Vertex AI Search for retail’s (VAIS:Retail) data ingestion pipeline encompasses both product catalog and user event data. This data stream provides the foundation for robust model training and continuous evaluation through feedback mechanisms. Accurate and complete data ingestion is not just a prerequisite, it's an ongoing process essential for maintaining the adaptability of the underlying models. This, in turn, directly influences the quality and relevance of search results, offering significant returns on investment.
Consider these data ingestion best practices when architecting your retail search solution to maximize efficiency and effectiveness.
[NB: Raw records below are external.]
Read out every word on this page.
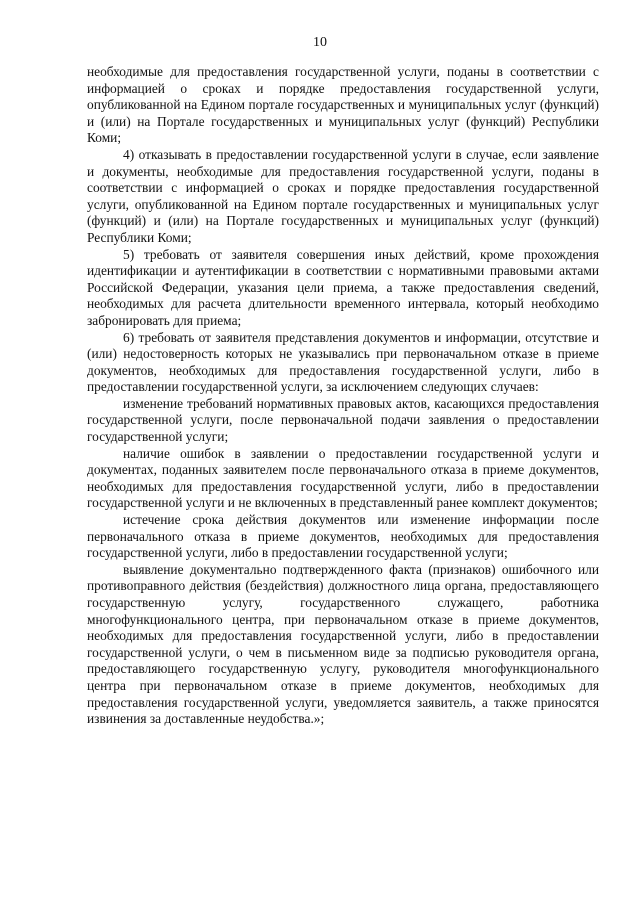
10

необходимые для предоставления государственной услуги, поданы в соответствии с информацией о сроках и порядке предоставления государственной услуги, опубликованной на Едином портале государственных и муниципальных услуг (функций) и (или) на Портале государственных и муниципальных услуг (функций) Республики Коми;

4) отказывать в предоставлении государственной услуги в случае, если заявление и документы, необходимые для предоставления государственной услуги, поданы в соответствии с информацией о сроках и порядке предоставления государственной услуги, опубликованной на Едином портале государственных и муниципальных услуг (функций) и (или) на Портале государственных и муниципальных услуг (функций) Республики Коми;

5) требовать от заявителя совершения иных действий, кроме прохождения идентификации и аутентификации в соответствии с нормативными правовыми актами Российской Федерации, указания цели приема, а также предоставления сведений, необходимых для расчета длительности временного интервала, который необходимо забронировать для приема;

6) требовать от заявителя представления документов и информации, отсутствие и (или) недостоверность которых не указывались при первоначальном отказе в приеме документов, необходимых для предоставления государственной услуги, либо в предоставлении государственной услуги, за исключением следующих случаев:

изменение требований нормативных правовых актов, касающихся предоставления государственной услуги, после первоначальной подачи заявления о предоставлении государственной услуги;

наличие ошибок в заявлении о предоставлении государственной услуги и документах, поданных заявителем после первоначального отказа в приеме документов, необходимых для предоставления государственной услуги, либо в предоставлении государственной услуги и не включенных в представленный ранее комплект документов;

истечение срока действия документов или изменение информации после первоначального отказа в приеме документов, необходимых для предоставления государственной услуги, либо в предоставлении государственной услуги;

выявление документально подтвержденного факта (признаков) ошибочного или противоправного действия (бездействия) должностного лица органа, предоставляющего государственную услугу, государственного служащего, работника многофункционального центра, при первоначальном отказе в приеме документов, необходимых для предоставления государственной услуги, либо в предоставлении государственной услуги, о чем в письменном виде за подписью руководителя органа, предоставляющего государственную услугу, руководителя многофункционального центра при первоначальном отказе в приеме документов, необходимых для предоставления государственной услуги, уведомляется заявитель, а также приносятся извинения за доставленные неудобства.»;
There are two main sub-sections 1. Product Catalog 2. User events. This blog only discusses the Product Catalog section.
VAIS:Retail offers two primary methods for catalog ingestion: bulk import and real-time streaming. This dual approach accommodates the diverse architectural needs of various customer backends. There's no requirement to exclusively choose one method; a hybrid ingestion mode can be employed, leveraging both bulk import and streaming updates based on specific requirements.
Bulk imports are ideal when dealing with large-scale additions, deletions or updates to thousands of products at once. In contrast, real-time streaming excels when continuous updates are needed for a relatively smaller volume of products. The choice between these methods hinges on the nature of your product catalog, the frequency of updates, and the overall architecture of your backend systems.
VAIS:Retail's bulk import functionality supports three distinct data sources: BigQuery , Google Cloud Storage , and inline data. For extensive catalogs, inline imports may not be the most scalable option due to size limitations, thus reserving their use for minor updates or experimental testing.
While Google Cloud Storage offers a viable alternative, it necessitates adherence to specific formats (e.g., JSON Lines) and file restrictions. Users are responsible for managing bucket structures, file chunking, and other aspects of the import process. Furthermore, directly editing the catalog within Google Cloud Storage can be cumbersome, and while potentially cost-effective, it lacks the flexibility of other methods.
BigQuery emerges as a compelling choice for numerous reasons. It facilitates easy modification of catalog data, enables the specification of partition dates during import, and allows for efficient data transformation through SQL queries. This empowers users to prepare their data seamlessly before ingestion
For scenarios involving a high volume of product catalog updates (thousands of product changes, additions, or deletions) within a short timeframe and at regular intervals, a combined approach of bulk imports and real-time streaming can be highly effective. Stage the updates in BigQuery or Google Cloud Storage , then perform incremental bulk imports at regular intervals, such as every hour or two. This method efficiently manages large-scale updates while minimizing disruptions.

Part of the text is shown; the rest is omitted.